Dalam peraturan tersebut, OJK mengajak pelaku P2P lending untuk mendaftar ke OJK paling lambat enam bulan sejak POJK tersebut berlaku. Kemudian OJK juga memberikan waktu 1 tahun setelah pelaku P2P lending untuk mengajukan perizinan. Apabila dalam waktu 1 tahun tidak bisa memenuhi ketentuan terkait perizinan, maka bukti tanda terdaftar akan dicabut.

Perbedaan signifikan antara P2P lending yang terdaftar dan berizin adalah dari segi permodalan, yakni minimal Rp1 miliar untuk fintech terdaftar dan Rp2,5 miliar untuk fintech berizin.

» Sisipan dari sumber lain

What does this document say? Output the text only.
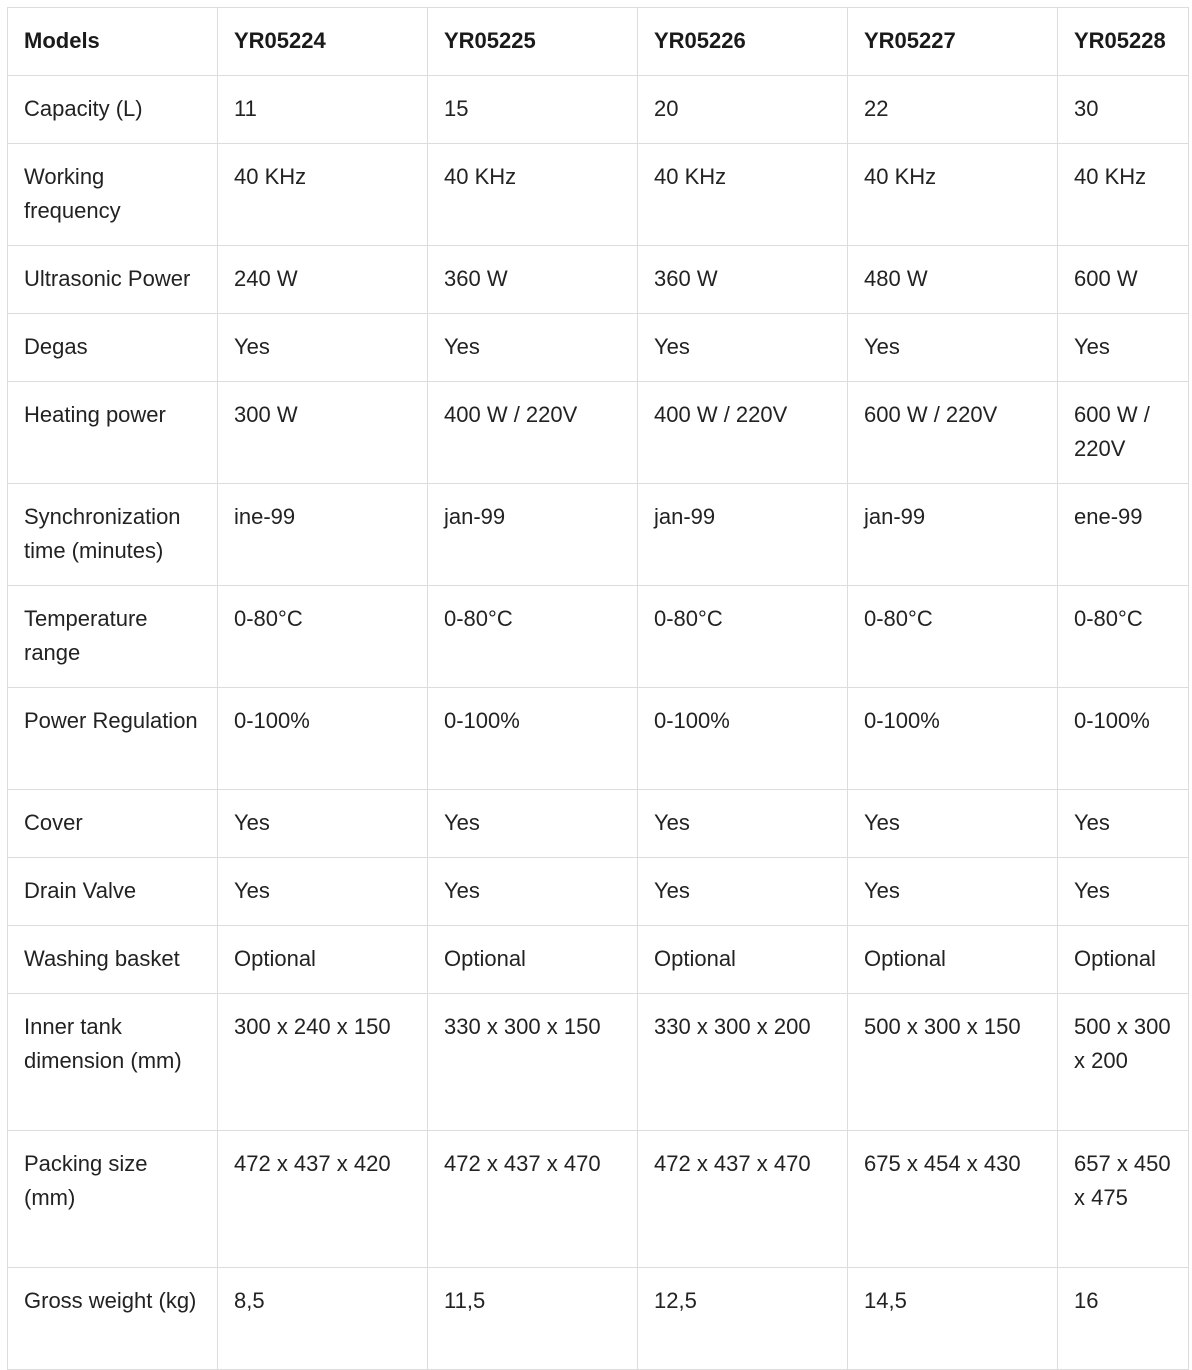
Models	YR05224	YR05225	YR05226	YR05227	YR05228
Capacity (L)	11	15	20	22	30
Working frequency	40 KHz	40 KHz	40 KHz	40 KHz	40 KHz
Ultrasonic Power	240 W	360 W	360 W	480 W	600 W
Degas	Yes	Yes	Yes	Yes	Yes
Heating power	300 W	400 W / 220V	400 W / 220V	600 W / 220V	600 W / 220V
Synchronization time (minutes)	ine-99	jan-99	jan-99	jan-99	ene-99
Temperature range	0-80°C	0-80°C	0-80°C	0-80°C	0-80°C
Power Regulation	0-100%	0-100%	0-100%	0-100%	0-100%
Cover	Yes	Yes	Yes	Yes	Yes
Drain Valve	Yes	Yes	Yes	Yes	Yes
Washing basket	Optional	Optional	Optional	Optional	Optional
Inner tank dimension (mm)	300 x 240 x 150	330 x 300 x 150	330 x 300 x 200	500 x 300 x 150	500 x 300 x 200
Packing size (mm)	472 x 437 x 420	472 x 437 x 470	472 x 437 x 470	675 x 454 x 430	657 x 450 x 475
Gross weight (kg)	8,5	11,5	12,5	14,5	16
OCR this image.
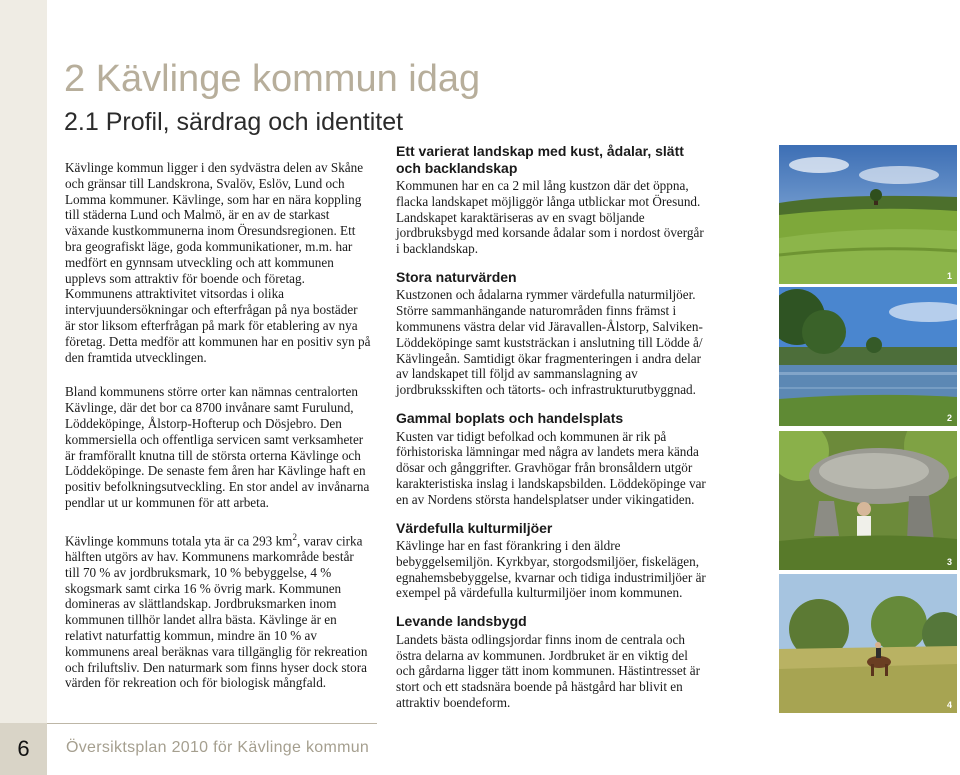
6	Översiktsplan 2010 för Kävlinge kommun
2 Kävlinge kommun idag
2.1 Profil, särdrag och identitet

Kävlinge kommun ligger i den sydvästra delen av Skåne och gränsar till Landskrona, Svalöv, Eslöv, Lund och Lomma kommuner. Kävlinge, som har en nära koppling till städerna Lund och Malmö, är en av de starkast växande kustkommunerna inom Öresundsregionen. Ett bra geografiskt läge, goda kommunikationer, m.m. har medfört en gynnsam utveckling och att kommunen upplevs som attraktiv för boende och företag. Kommunens attraktivitet vitsordas i olika intervjuundersökningar och efterfrågan på nya bostäder är stor liksom efterfrågan på mark för etablering av nya företag. Detta medför att kommunen har en positiv syn på den framtida utvecklingen.

Bland kommunens större orter kan nämnas centralorten Kävlinge, där det bor ca 8700 invånare samt Furulund, Löddeköpinge, Ålstorp-Hofterup och Dösjebro. Den kommersiella och offentliga servicen samt verksamheter är framförallt knutna till de största orterna Kävlinge och Löddeköpinge. De senaste fem åren har Kävlinge haft en positiv befolkningsutveckling. En stor andel av invånarna pendlar ut ur kommunen för att arbeta.

Kävlinge kommuns totala yta är ca 293 $km^2$, varav cirka hälften utgörs av hav. Kommunens markområde består till 70 % av jordbruksmark, 10 % bebyggelse, 4 % skogsmark samt cirka 16 % övrig mark. Kommunen domineras av slättlandskap. Jordbruksmarken inom kommunen tillhör landet allra bästa. Kävlinge är en relativt naturfattig kommun, mindre än 10 % av kommunens areal beräknas vara tillgänglig för rekreation och friluftsliv. Den naturmark som finns hyser dock stora värden för rekreation och för biologisk mångfald.

Ett varierat landskap med kust, ådalar, slätt och backlandskap

Kommunen har en ca 2 mil lång kustzon där det öppna, flacka landskapet möjliggör långa utblickar mot Öresund. Landskapet karaktäriseras av en svagt böljande jordbruksbygd med korsande ådalar som i nordost övergår i backlandskap.

Stora naturvärden

Kustzonen och ådalarna rymmer värdefulla naturmiljöer. Större sammanhängande naturområden finns främst i kommunens västra delar vid Järavallen-Ålstorp, Salviken-Löddeköpinge samt kuststräckan i anslutning till Lödde å/ Kävlingeån. Samtidigt ökar fragmenteringen i andra delar av landskapet till följd av sammanslagning av jordbruksskiften och tätorts- och infrastrukturutbyggnad.

Gammal boplats och handelsplats

Kusten var tidigt befolkad och kommunen är rik på förhistoriska lämningar med några av landets mera kända dösar och gånggrifter. Gravhögar från bronsåldern utgör karakteristiska inslag i landskapsbilden. Löddeköpinge var en av Nordens största handelsplatser under vikingatiden.

Värdefulla kulturmiljöer

Kävlinge har en fast förankring i den äldre bebyggelsemiljön. Kyrkbyar, storgodsmiljöer, fiskelägen, egnahemsbebyggelse, kvarnar och tidiga industrimiljöer är exempel på värdefulla kulturmiljöer inom kommunen.

Levande landsbygd

Landets bästa odlingsjordar finns inom de centrala och östra delarna av kommunen. Jordbruket är en viktig del och gårdarna ligger tätt inom kommunen. Hästintresset är stort och ett stadsnära boende på hästgård har blivit en attraktiv boendeform.

1
2
3
4
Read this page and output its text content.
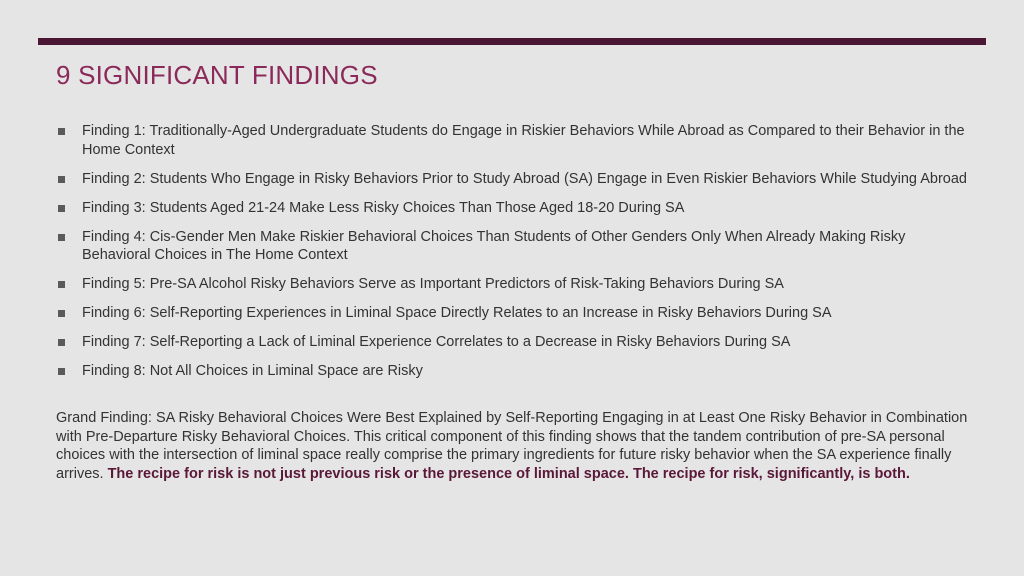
9 SIGNIFICANT FINDINGS
Finding 1: Traditionally-Aged Undergraduate Students do Engage in Riskier Behaviors While Abroad as Compared to their Behavior in the Home Context
Finding 2: Students Who Engage in Risky Behaviors Prior to Study Abroad (SA) Engage in Even Riskier Behaviors While Studying Abroad
Finding 3: Students Aged 21-24 Make Less Risky Choices Than Those Aged 18-20 During SA
Finding 4: Cis-Gender Men Make Riskier Behavioral Choices Than Students of Other Genders Only When Already Making Risky Behavioral Choices in The Home Context
Finding 5: Pre-SA Alcohol Risky Behaviors Serve as Important Predictors of Risk-Taking Behaviors During SA
Finding 6: Self-Reporting Experiences in Liminal Space Directly Relates to an Increase in Risky Behaviors During SA
Finding 7: Self-Reporting a Lack of Liminal Experience Correlates to a Decrease in Risky Behaviors During SA
Finding 8: Not All Choices in Liminal Space are Risky

Grand Finding: SA Risky Behavioral Choices Were Best Explained by Self-Reporting Engaging in at Least One Risky Behavior in Combination with Pre-Departure Risky Behavioral Choices. This critical component of this finding shows that the tandem contribution of pre-SA personal choices with the intersection of liminal space really comprise the primary ingredients for future risky behavior when the SA experience finally arrives. The recipe for risk is not just previous risk or the presence of liminal space. The recipe for risk, significantly, is both.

Sementara terkait penetapan bunga dan proses penagihan, OJK tidak memberikan peraturan mengenai hal tersebut. Di dalam POJK No.77 tahun 2016 hanya disebutkan, penyedia P2P lending wajib melakukan transpransi tentang pengenaan suku bunga pinjaman dalam bukti dokumen elektronik.

OJK malah memberikan tugas tersebut kepada Asosiasi Fintech Indonesia (Aftech) dalam bentuk code of conduct yang dirancang oleh komite etik. Kepala Grup Pengembangan Inovasi Keuangan Mikro OJK Triyono Gani beralasan, pengawasan yang dilakukan pada fintech lending tidak akan seketat perbankan karena mereka bukan lembaga keuangan. OJK hanya menerapkan prinsip-prinsip dasar saja.

"OJK tidak akan lakukan pendekatan pengawasan prudent pada fintech lending. Pendekatan pengawasan yang kami lakukan dalam bentuk code of conduct dan code of ethics," ujar Triyono.

Sejauh ini, sudah terdapat 78 lembaga P2P lending yang terdaftar di OJK. Namun jumlah fintech lending yang tidak terdaftar lebih banyak lagi, yakni mencapai 404 entitas, menurut temuan dari Satgas Waspada Investasi.